Sebelumnya, harga emas dunia merosot pada Rabu, 29 April 2026. Koreksi harga emas dunia tergelincir setelah the Federal Reserve (the Fed) tahan suku bunga acuan dan sesuai dengan harapan pelaku pasar.

Mengutip CNBC, Kamis (30/4/2026), harga emas spot turun 1,2% menjadi USD 4.541,30 per ounce. Harga kontrak berjangka emas untuk pengiriman Juni terpangkas 1,3% menjadi USD 4.546,20 per ounce.

Keputusan the Fed menambah tekanan pada harga emas emas yang berasal dari laporan negosiasi perdamaian antara Iran dan Amerika Serikat (AS) telah mencapai jalan buntu. Presiden AS Donald Trump tidak senang dengan proposal terbaru dari Iran.
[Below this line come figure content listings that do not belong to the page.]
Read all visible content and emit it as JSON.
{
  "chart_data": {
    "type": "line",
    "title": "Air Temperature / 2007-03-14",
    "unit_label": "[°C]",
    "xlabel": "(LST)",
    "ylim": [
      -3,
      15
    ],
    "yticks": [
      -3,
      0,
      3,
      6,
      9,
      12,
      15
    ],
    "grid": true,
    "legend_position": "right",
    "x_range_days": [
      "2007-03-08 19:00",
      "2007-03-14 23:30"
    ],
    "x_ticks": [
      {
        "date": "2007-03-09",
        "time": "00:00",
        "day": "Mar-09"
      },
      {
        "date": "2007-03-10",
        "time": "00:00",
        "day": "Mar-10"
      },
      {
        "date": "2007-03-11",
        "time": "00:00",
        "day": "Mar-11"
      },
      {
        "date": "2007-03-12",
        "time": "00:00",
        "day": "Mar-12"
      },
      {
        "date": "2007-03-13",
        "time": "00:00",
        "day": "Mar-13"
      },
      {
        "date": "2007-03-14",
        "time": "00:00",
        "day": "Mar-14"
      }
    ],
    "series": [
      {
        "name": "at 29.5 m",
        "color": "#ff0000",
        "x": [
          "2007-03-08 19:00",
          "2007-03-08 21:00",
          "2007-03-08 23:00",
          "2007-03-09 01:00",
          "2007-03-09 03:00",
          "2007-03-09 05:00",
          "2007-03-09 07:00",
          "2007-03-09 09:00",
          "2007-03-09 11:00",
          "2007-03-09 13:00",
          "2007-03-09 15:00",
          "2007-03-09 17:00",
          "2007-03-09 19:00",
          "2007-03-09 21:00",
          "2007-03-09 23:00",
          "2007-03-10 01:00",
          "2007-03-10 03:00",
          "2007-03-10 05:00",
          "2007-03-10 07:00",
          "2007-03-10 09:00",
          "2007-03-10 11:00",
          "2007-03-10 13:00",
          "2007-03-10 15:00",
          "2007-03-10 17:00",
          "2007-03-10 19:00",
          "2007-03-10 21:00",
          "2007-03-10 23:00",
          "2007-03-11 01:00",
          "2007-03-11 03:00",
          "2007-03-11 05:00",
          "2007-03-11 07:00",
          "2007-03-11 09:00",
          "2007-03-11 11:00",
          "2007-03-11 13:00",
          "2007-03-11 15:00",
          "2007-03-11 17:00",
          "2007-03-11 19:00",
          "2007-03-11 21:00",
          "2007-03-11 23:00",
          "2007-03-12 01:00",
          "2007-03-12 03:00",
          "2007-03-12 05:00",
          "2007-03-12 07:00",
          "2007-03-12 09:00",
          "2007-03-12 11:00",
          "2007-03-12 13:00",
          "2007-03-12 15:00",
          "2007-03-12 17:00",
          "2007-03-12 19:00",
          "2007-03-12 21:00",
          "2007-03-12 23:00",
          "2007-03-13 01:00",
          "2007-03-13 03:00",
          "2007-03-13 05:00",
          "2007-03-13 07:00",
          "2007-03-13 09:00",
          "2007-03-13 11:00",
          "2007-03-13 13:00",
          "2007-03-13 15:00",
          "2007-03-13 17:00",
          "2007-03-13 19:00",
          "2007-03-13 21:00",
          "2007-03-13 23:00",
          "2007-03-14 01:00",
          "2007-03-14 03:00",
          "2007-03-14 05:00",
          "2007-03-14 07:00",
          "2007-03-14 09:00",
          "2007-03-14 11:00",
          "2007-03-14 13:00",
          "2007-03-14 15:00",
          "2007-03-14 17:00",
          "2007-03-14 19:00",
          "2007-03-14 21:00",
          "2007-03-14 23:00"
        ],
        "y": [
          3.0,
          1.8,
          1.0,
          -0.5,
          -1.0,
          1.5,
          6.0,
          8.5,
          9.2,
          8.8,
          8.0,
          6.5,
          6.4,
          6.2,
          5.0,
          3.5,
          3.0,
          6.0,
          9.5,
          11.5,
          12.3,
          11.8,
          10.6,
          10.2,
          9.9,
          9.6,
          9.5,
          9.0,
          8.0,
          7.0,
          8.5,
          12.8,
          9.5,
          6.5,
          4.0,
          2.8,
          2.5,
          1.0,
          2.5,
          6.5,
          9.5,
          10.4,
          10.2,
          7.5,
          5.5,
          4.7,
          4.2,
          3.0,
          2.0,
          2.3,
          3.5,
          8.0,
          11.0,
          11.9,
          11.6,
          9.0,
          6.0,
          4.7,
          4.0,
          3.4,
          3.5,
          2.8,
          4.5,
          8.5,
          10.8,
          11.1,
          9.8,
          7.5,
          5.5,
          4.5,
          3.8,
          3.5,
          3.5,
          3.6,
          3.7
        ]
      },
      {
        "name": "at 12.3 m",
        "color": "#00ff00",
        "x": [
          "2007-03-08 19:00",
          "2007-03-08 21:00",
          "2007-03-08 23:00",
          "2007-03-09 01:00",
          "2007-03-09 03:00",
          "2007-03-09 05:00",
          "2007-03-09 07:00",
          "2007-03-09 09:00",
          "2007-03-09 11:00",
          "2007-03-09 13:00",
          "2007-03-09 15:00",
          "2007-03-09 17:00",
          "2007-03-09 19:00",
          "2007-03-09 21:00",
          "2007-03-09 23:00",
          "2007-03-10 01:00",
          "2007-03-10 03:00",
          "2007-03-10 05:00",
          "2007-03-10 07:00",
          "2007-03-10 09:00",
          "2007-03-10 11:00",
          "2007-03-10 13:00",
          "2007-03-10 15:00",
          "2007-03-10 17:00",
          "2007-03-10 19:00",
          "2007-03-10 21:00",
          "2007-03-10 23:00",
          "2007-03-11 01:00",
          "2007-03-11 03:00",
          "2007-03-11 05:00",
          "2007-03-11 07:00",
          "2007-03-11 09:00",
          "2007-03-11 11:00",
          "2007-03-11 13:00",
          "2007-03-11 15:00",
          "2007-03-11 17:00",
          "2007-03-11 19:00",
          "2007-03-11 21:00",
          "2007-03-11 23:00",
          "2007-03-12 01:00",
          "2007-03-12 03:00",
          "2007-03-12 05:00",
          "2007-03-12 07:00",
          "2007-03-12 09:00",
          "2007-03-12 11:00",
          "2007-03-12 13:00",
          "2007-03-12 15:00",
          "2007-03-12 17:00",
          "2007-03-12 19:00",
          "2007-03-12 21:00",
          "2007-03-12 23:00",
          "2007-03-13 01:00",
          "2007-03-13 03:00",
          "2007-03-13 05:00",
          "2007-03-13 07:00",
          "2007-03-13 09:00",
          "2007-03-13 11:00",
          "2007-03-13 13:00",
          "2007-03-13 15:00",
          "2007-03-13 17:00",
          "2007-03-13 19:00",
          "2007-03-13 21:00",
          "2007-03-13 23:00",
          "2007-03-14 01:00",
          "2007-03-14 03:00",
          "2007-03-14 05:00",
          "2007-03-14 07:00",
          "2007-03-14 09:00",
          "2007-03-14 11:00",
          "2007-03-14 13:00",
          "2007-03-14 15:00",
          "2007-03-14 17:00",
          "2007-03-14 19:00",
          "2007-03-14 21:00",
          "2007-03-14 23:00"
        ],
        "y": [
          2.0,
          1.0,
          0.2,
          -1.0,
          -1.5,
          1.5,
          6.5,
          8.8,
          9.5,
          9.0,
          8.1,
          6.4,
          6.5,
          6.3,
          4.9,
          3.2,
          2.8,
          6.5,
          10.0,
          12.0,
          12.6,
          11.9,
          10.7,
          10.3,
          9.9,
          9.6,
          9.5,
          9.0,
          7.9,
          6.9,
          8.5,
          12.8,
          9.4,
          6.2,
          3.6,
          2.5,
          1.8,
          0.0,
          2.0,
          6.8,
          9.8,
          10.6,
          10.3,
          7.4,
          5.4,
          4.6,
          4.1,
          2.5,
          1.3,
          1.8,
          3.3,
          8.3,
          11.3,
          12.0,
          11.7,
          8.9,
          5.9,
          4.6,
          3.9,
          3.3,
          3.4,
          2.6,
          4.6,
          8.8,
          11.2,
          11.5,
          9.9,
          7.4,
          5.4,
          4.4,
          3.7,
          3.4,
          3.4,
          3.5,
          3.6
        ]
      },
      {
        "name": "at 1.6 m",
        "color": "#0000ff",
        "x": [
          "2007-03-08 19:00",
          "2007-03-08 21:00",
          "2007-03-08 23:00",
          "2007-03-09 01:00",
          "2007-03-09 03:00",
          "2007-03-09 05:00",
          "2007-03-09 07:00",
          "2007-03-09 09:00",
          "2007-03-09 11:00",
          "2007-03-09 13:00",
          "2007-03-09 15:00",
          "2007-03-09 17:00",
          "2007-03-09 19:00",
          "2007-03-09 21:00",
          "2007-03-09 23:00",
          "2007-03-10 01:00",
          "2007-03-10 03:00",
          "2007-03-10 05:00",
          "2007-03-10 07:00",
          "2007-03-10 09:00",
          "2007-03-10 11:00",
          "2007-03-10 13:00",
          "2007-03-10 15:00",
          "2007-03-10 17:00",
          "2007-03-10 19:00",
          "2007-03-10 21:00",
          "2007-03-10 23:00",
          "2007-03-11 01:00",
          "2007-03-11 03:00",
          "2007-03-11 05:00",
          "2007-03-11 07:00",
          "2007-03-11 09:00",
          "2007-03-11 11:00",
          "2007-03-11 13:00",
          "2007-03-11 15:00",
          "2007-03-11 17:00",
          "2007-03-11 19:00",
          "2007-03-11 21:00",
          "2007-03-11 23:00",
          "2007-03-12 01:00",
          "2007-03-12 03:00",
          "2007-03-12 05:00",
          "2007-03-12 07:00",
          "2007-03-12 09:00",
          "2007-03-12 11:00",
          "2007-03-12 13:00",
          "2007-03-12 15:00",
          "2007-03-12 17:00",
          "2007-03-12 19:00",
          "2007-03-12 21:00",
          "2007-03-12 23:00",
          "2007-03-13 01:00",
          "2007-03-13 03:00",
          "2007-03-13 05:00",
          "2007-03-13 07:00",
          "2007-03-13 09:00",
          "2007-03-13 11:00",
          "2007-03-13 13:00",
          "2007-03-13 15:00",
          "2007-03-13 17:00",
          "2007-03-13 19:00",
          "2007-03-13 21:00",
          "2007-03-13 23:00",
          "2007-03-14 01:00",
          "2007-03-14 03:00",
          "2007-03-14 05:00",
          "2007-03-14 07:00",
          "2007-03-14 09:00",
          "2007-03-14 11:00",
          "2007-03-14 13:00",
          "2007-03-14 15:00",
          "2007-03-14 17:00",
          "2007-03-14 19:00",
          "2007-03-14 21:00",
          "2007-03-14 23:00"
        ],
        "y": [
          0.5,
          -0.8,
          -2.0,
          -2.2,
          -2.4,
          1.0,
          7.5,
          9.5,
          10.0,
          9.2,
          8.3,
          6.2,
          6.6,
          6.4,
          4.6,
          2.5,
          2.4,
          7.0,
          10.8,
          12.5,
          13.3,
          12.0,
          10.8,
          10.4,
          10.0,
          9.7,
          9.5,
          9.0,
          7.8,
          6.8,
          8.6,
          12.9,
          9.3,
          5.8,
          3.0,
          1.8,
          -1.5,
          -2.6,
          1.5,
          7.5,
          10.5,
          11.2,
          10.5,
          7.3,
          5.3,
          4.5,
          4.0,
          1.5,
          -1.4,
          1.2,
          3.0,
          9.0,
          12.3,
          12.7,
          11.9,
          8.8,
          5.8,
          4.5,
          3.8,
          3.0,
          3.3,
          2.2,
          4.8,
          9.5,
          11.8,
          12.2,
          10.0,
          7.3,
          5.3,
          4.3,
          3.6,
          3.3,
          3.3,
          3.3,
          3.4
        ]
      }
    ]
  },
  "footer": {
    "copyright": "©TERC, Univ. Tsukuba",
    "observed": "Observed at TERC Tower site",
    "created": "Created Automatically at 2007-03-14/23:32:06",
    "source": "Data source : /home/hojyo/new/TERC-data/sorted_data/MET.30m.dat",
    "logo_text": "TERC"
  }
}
“Sentimen pasar telah bergeser ke arah skeptisisme mengenai potensi kesepakatan AS-Iran, memperkuat narasi suku bunga lebih tinggi untuk jangka waktu lebih lama,” ujar Analis MarketPulse OANDA, Zain Vawda.

 

Sentimen Suku Bunga

Sebagai informasi, pergerakan harga emas perhiasan dipengaruhi oleh berbagai faktor, termasuk permintaan dari industri perhiasan global, fluktuasi nilai tukar mata uang, serta kebijakan bank sentral dalam mengelola cadangan emas. Tampak dalam foto, perhiasan emas dipajang di sebuah toko perhiasan di Banda Aceh pada Rabu 14 Januari 2026. (CHAIDEER MAHYUDDIN/AFP)

Tingkat suku bunga yang lebih tinggi tersebut telah mengurangi daya tarik emas karena emas merupakan aset yang tidak memberikan imbal hasil.

“Emas tetap sangat sensitif terhadap perubahan lingkungan suku bunga ini, yang saat ini diperparah oleh tekanan inflasi akibat kenaikan harga minyak,” kata Vawda.

Ia menambahkan, jika AS dan Iran dapat mencapai kesepakatan dengan cepat, tren kenaikan harga emas dapat kembali dan mendorong harga emas untuk mengakhiri tahun antara USD 5.300 dan USD 5.500 per ounce.